屈託なく笑って、何でもない事の様にそう告げるラスティにエクシアは口を噤む。
「………」
数秒視線を彷徨わせたネフェルト少佐は咳払いを挟むと、話題を変える。
「要塞都市リッチドラムについてだけれど、あの都市は閉鎖する事にしたわ、システムを取り戻したとは云え一度乗っ取られた以上どんな状態になっているか詳しく調査しなければならない、何らかの形で再利用するとしても時間が必要よ、ロイヤルダークソサエティにバックドア何て仕掛けられていたら目も当てられないもの」
「確かに。それが無難だろうね。こちらの技術研究部門のメンバーは必要かい?」
「お願いするわ。私一人だけでは少し時間がかかってしまうかもしれないから」
「了解した。それとシャルトルーズ」
「はい」
「君には対ロイヤルダークソサエティとの決戦戦力として、そして私の秘書として慈善活動組織アーキバスで働いてもらう」
「了承。完全封印をしないという契約が果たされる限り、貴方に従いますマスター・ラスティ」
「ありがとう。業務についてはエクシアに教わってほしい。エクシア、仕事が増えるが、大丈夫?」
「ええ、総合部門には優秀な子が多いから、私も手が空いているわ」
「よし、シャルトルーズはエクシアからの教えに従い、慈善活動組織アーキバスに貢献してほしい。期待している」
「その旨を了解します」
話し合いが終わって、それぞれの病室に戻る。エクシアは握り締めた車椅子を引いて、ネフェルト少佐とシャルトルーズを見送っていたラスティの身体をぐるりと方向転換させた。そして、彼に割り当てられた病室へと歩き始めた。
カラカラと、微かに音を鳴らすキャスター。静謐な病棟の廊下では、僅かな音でも耳に届く。
「私は、貴方の自己犠牲的な精神、嫌いだわ」
歩きながら、エクシアは呟いた。声には懇願する様な色があったように思う。その不安に塗れた瞳が、ラスティの包帯に包まれた四肢に向けられた。

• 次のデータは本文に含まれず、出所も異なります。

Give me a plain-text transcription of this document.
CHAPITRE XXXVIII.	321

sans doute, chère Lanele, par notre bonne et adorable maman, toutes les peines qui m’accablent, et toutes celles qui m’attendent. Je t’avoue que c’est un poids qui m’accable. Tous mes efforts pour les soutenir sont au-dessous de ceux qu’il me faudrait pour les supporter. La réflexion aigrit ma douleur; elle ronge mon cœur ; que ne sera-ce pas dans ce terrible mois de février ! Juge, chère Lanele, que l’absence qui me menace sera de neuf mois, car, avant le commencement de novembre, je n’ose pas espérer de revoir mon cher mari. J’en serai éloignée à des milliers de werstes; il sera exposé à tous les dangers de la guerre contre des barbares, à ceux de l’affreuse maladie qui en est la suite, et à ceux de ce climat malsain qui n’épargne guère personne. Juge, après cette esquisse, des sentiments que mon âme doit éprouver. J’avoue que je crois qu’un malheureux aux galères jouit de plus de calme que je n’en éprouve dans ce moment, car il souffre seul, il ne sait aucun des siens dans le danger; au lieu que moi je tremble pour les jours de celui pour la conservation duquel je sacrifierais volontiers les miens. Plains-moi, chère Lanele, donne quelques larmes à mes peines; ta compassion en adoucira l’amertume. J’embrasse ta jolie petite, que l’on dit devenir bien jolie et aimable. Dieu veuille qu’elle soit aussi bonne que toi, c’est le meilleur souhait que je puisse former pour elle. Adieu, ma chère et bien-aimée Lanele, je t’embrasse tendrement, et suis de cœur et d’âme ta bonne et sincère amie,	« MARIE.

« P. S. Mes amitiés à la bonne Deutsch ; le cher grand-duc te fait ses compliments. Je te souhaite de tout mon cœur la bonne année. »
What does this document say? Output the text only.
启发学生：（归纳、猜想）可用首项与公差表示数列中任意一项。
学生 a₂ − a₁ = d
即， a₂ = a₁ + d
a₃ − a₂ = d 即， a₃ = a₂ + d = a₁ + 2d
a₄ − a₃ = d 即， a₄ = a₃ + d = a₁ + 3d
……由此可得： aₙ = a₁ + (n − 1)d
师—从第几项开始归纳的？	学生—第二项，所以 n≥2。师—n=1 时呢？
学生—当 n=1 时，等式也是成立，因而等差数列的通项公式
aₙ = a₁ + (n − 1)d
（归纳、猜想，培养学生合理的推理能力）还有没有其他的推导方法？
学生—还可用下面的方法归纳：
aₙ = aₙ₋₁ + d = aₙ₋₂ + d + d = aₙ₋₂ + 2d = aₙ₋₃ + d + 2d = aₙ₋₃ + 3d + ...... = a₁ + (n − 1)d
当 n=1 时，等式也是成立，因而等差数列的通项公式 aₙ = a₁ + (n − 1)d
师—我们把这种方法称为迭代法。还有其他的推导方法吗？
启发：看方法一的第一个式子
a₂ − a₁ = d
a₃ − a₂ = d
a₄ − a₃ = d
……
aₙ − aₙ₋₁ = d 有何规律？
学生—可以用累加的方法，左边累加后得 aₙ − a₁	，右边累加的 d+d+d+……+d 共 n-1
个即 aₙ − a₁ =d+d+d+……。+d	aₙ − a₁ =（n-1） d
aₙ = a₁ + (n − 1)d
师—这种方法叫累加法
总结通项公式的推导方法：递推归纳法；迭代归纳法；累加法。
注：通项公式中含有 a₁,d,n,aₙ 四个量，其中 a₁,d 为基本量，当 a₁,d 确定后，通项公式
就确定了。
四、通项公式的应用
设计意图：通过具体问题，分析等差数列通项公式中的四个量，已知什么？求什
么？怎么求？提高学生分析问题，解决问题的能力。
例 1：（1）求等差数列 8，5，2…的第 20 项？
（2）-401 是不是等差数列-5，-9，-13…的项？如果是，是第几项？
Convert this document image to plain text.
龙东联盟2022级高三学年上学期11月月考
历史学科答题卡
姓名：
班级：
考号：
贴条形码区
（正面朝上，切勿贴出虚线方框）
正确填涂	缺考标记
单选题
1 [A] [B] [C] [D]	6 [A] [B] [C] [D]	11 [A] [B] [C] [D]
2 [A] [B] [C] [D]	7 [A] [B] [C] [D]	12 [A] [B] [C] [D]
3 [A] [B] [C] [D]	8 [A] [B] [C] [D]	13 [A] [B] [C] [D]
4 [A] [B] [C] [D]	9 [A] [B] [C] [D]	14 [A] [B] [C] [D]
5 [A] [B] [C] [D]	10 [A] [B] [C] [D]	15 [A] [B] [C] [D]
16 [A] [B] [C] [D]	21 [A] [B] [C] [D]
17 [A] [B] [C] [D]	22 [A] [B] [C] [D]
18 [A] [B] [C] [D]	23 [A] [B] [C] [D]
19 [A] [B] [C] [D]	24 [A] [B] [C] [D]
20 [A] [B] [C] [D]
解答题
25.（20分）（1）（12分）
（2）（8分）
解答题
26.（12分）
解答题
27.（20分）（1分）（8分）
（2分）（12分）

「でも、それに救われた私が言うのもお門違いというか、棚に上げている自覚はあるの。でも、私は……今が幸せで……これ以上は要らない……だからこれ以上、失いたくない」
「わかった。気をつけよう」
「お願いね……ラスティ。貴方が死んだら、私は貴方を蘇らせるわ。それがどんな形になるとしても」
「君が幸せなら、それでも構わないさ」
ラスティは不敵に笑う。
やりたい事を見つけた。それを精一杯やる。それだけだ。